The United States would like the U.N. Security Council to vote during May to further sanction North Korea over its renewed ballistic missile launches, the U.S. Ambassador to the United Nations, Linda Thomas-Greenfield, said Tuesday.
The United States circulated an initial draft resolution to the 15-member council last month that proposed banning tobacco and halving oil exports to North Korea and blacklisting the Lazarus hacking group.
However, Russia and China have already signaled opposition to boosting sanctions in response to Pyongyang's March launch of an intercontinental ballistic missile — its first since 2017. A Security Council resolution needs nine "yes" votes to pass, without a veto by Russia, China, France, Britain or the United States.
"It is our plan to move forward with that resolution during this month," Thomas-Greenfield told reporters when asked if she would put it to a vote.

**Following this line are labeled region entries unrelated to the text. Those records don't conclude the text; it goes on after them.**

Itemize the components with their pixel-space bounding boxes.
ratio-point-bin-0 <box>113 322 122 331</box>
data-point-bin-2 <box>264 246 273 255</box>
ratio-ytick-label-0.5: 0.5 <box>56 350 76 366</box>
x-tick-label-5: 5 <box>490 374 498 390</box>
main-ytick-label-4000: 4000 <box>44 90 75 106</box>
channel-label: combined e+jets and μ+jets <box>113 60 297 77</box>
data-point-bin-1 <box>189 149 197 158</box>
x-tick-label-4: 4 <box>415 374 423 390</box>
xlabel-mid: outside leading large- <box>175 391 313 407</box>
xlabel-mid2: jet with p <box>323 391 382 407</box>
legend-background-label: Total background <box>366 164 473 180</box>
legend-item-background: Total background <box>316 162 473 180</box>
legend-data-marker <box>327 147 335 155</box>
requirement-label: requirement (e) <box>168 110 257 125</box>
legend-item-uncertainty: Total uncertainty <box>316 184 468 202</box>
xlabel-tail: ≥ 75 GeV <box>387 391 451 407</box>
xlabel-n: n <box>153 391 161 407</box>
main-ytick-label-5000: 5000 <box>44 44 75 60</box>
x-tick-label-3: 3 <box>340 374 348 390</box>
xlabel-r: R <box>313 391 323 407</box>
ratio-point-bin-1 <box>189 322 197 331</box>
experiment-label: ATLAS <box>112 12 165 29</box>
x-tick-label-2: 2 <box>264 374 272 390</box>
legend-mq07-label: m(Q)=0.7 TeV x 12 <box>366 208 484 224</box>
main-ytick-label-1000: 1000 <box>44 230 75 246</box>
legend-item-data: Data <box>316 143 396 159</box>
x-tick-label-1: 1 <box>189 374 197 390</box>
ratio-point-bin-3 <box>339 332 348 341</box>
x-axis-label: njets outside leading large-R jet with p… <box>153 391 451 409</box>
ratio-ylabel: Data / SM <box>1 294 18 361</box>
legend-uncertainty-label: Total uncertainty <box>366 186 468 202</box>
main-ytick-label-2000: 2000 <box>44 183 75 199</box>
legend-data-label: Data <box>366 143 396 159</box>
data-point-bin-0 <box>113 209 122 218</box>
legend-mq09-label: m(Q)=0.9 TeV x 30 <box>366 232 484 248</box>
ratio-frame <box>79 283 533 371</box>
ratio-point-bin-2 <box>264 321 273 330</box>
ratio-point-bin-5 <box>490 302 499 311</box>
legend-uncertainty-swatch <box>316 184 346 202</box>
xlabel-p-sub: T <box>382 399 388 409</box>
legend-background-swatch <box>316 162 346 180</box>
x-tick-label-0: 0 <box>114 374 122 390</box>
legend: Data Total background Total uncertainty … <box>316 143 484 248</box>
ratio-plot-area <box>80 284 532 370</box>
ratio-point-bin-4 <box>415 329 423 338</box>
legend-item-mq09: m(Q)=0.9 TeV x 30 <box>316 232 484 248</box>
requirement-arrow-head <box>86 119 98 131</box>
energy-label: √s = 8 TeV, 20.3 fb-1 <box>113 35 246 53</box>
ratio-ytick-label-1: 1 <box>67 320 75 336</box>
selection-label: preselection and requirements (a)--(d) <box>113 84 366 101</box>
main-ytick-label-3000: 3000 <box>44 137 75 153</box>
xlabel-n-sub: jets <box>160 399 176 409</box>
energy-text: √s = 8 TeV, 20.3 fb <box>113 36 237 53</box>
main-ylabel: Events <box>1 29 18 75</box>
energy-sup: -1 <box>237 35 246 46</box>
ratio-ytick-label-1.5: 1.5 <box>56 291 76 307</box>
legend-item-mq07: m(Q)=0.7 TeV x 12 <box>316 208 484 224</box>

The United States is president of the Security Council for May.
"We're very concerned about the situation," Thomas-Greenfield said. "It is our hope that we can keep the council unified in condemning those actions by the DPRK (North Korea)."
North Korea has been subjected to U.N. sanctions since 2006, which the U.N. Security Council has steadily stepped up over the years in a bid to cut off funding for Pyongyang's nuclear weapons and ballistic missile programs.
But the hermit Asian state has successfully worked to evade some U.N. sanctions, according to independent U.N. sanctions monitors, who reported in February that North Korean cyberattacks on cryptocurrency exchanges were earning Pyongyang hundreds of millions of dollars.